Norman Lamb, Care and Support Minister, said: “These pioneers are a starting gun for the NHS and social care to achieve a common goal – to get local health and care services working together, not separately, in the interests of the people that they all serve.

“However, this is just the start – we want to make integrated care the norm across the country and planning has already begun in order to invest £3.8bn into integrated health and care services in 2015/16.

“These fourteen pioneers will test new ways of working for everyone to learn from, and drive forward genuine change for the future.”

In Greenwich, one of the successful areas named today, over 2000 patient admissions were avoided due to the work of a team made up of nurses, social workers, occupational therapists and physiotherapists. 

The team responds to emergencies they are alerted to within the community. In many cases they are able to avoid a hospital admission for the patient by treating them at home or through short term residential care.

It is intended that learning from this process will be shared nationally, with the aim of making integrated care and support the norm and to end disjointed care within the next five years. 

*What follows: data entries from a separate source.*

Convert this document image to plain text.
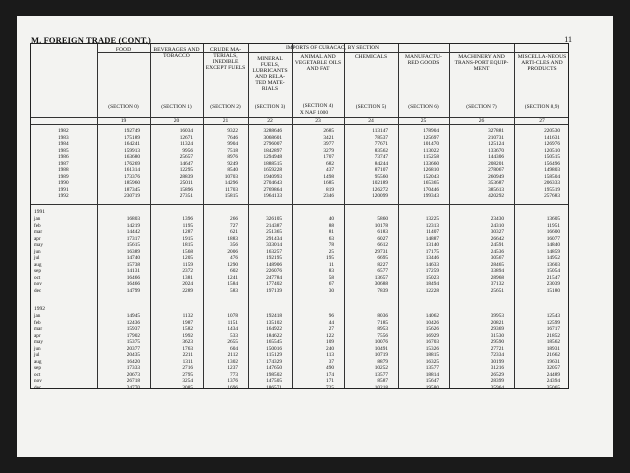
M. FOREIGN TRADE (CONT.)	11
IMPORTS OF CURACAO, BY SECTION
X NAF 1000
FOOD
(SECTION 0)
19
192749
175189
164241
159913
163680
176269
161314
173376
185960
187345
230719
16803
14219
14442
17317
15615
16389
14740
15738
14131
16466
16466
14799
14945
12436
15937
17902
15375
20377
20435
16420
17333
20673
26718
24770
BEVERAGES AND TOBACCO
(SECTION 1)
20
16034
12671
11324
9956
25657
14647
12295
28839
25011
15896
27351
1396
1195
1287
1915
1815
1568
1205
1159
2372
1381
2024
2289
1132
1987
1582
1992
3623
1763
2211
1311
2716
2795
3254
3085
CRUDE MA-TERIALS, INEDIBLE EXCEPT FUELS
(SECTION 2)
21
9322
7646
9904
7518
8976
9249
8540
10703
14296
11703
15815
266
727
621
1883
356
2006
476
1290
602
1241
1584
583
1078
1151
1434
533
2655
604
2112
1302
1237
773
1376
1696
MINERAL FUELS, LUBRICANTS AND RELA-TED MATE-RIALS
(SECTION 3)
22
3288646
3068601
2796007
1842897
1294948
1888515
1659228
1940993
2704643
2769864
1964133
326105
214387
251365
291434
333014
163257
192195
148906
226076
247784
177402
197139
192418
135102
164922
184622
165545
150016
115129
174329
147650
198502
147505
186571
ANIMAL AND VEGETABLE OILS AND FAT
(SECTION 4)
23
2685
3421
3977
3279
1707
682
437
1498
1685
819
2346
40
88
81
63
78
25
195
11
83
58
67
30
96
44
27
122
109
240
113
37
490
174
171
725
CHEMICALS
(SECTION 5)
24
113147
78537
77671
83562
73747
84244
87107
95560
102189
126272
120099
5860
10178
6183
6027
6612
29731
6695
8227
6577
13657
30688
7839
8036
7185
8953
7556
10076
10491
10719
8879
10252
13577
8587
10218
MANUFACTU-RED GOODS
(SECTION 6)
25
178904
125697
101470
113022
115258
133660
126810
152043
165365
170446
199343
13225
12313
11407
14887
13140
17175
13446
14633
17259
15023
18494
12228
14062
10426
15626
16929
16703
15326
18815
16325
13577
18814
15647
19580
MACHINERY AND TRANS-PORT EQUIP-MENT
(SECTION 7)
26
327881
210731
125124
133670
144306
208201
278067
260949
353687
385613
420292
23430
24310
30327
26642
24591
24536
30567
28465
33894
28968
37132
25651
39953
20821
29369
31530
29590
27721
72334
30199
31216
26529
28399
35964
MISCELLA-NEOUS ARTI-CLES AND PRODUCTS
(SECTION 8,9)
27
220530
141631
126976
120510
150515
156496
149803
158504
206333
195519
257683
13605
11951
16600
16077
14840
14859
14952
13603
15054
21547
23039
15180
12543
12599
16717
21852
18562
18931
21662
19631
32057
24489
24394
35065
1982
1983
1984
1985
1986
1987
1988
1989
1990
1991
1992
1991
jan
feb
mar
apr
may
jun
jul
aug
sep
oct
nov
dec
1992
jan
feb
mar
apr
may
jun
jul
aug
sep
oct
nov
dec
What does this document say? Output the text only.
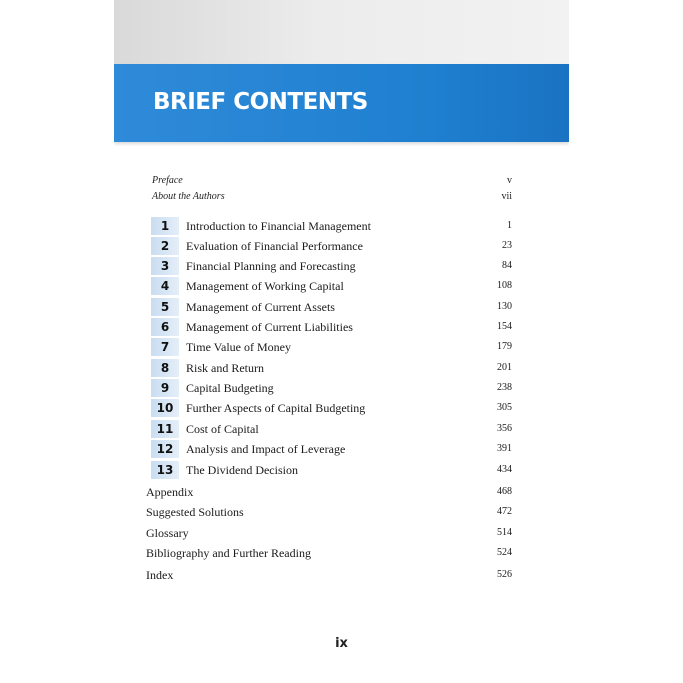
BRIEF CONTENTS
Preface	v
About the Authors	vii
1	Introduction to Financial Management	1
2	Evaluation of Financial Performance	23
3	Financial Planning and Forecasting	84
4	Management of Working Capital	108
5	Management of Current Assets	130
6	Management of Current Liabilities	154
7	Time Value of Money	179
8	Risk and Return	201
9	Capital Budgeting	238
10	Further Aspects of Capital Budgeting	305
11	Cost of Capital	356
12	Analysis and Impact of Leverage	391
13	The Dividend Decision	434
Appendix	468
Suggested Solutions	472
Glossary	514
Bibliography and Further Reading	524
Index	526
ix
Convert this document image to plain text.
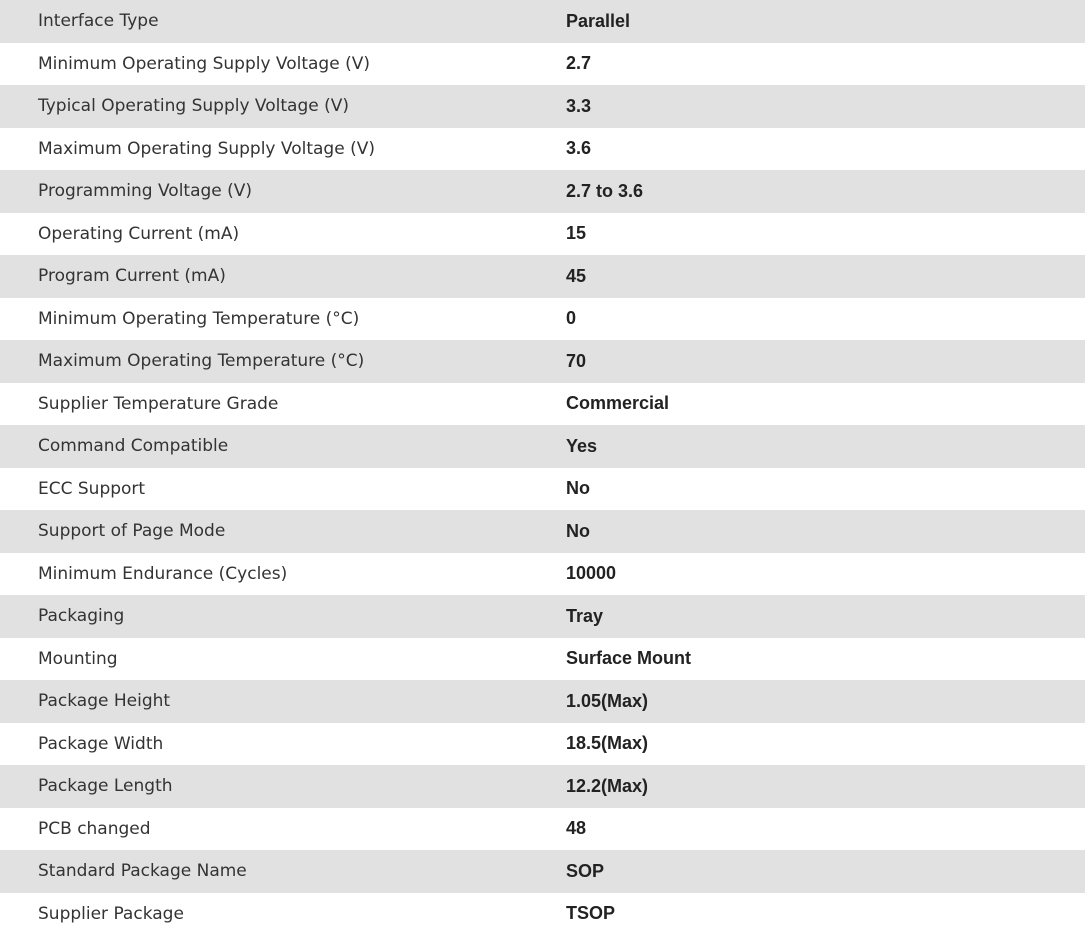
Interface Type	Parallel
Minimum Operating Supply Voltage (V)	2.7
Typical Operating Supply Voltage (V)	3.3
Maximum Operating Supply Voltage (V)	3.6
Programming Voltage (V)	2.7 to 3.6
Operating Current (mA)	15
Program Current (mA)	45
Minimum Operating Temperature (°C)	0
Maximum Operating Temperature (°C)	70
Supplier Temperature Grade	Commercial
Command Compatible	Yes
ECC Support	No
Support of Page Mode	No
Minimum Endurance (Cycles)	10000
Packaging	Tray
Mounting	Surface Mount
Package Height	1.05(Max)
Package Width	18.5(Max)
Package Length	12.2(Max)
PCB changed	48
Standard Package Name	SOP
Supplier Package	TSOP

Jane Cummings, Chief Nursing Officer at NHS England, said: “We need to embrace and develop innovative solutions and truly integrated multi-agency working so that local health and social care systems work as a whole to respond to and meet the needs of people who use health and care services.

“Today’s announcement is an important catalyst for this change and a real opportunity to help improve the lives of some of the most vulnerable people in our society.”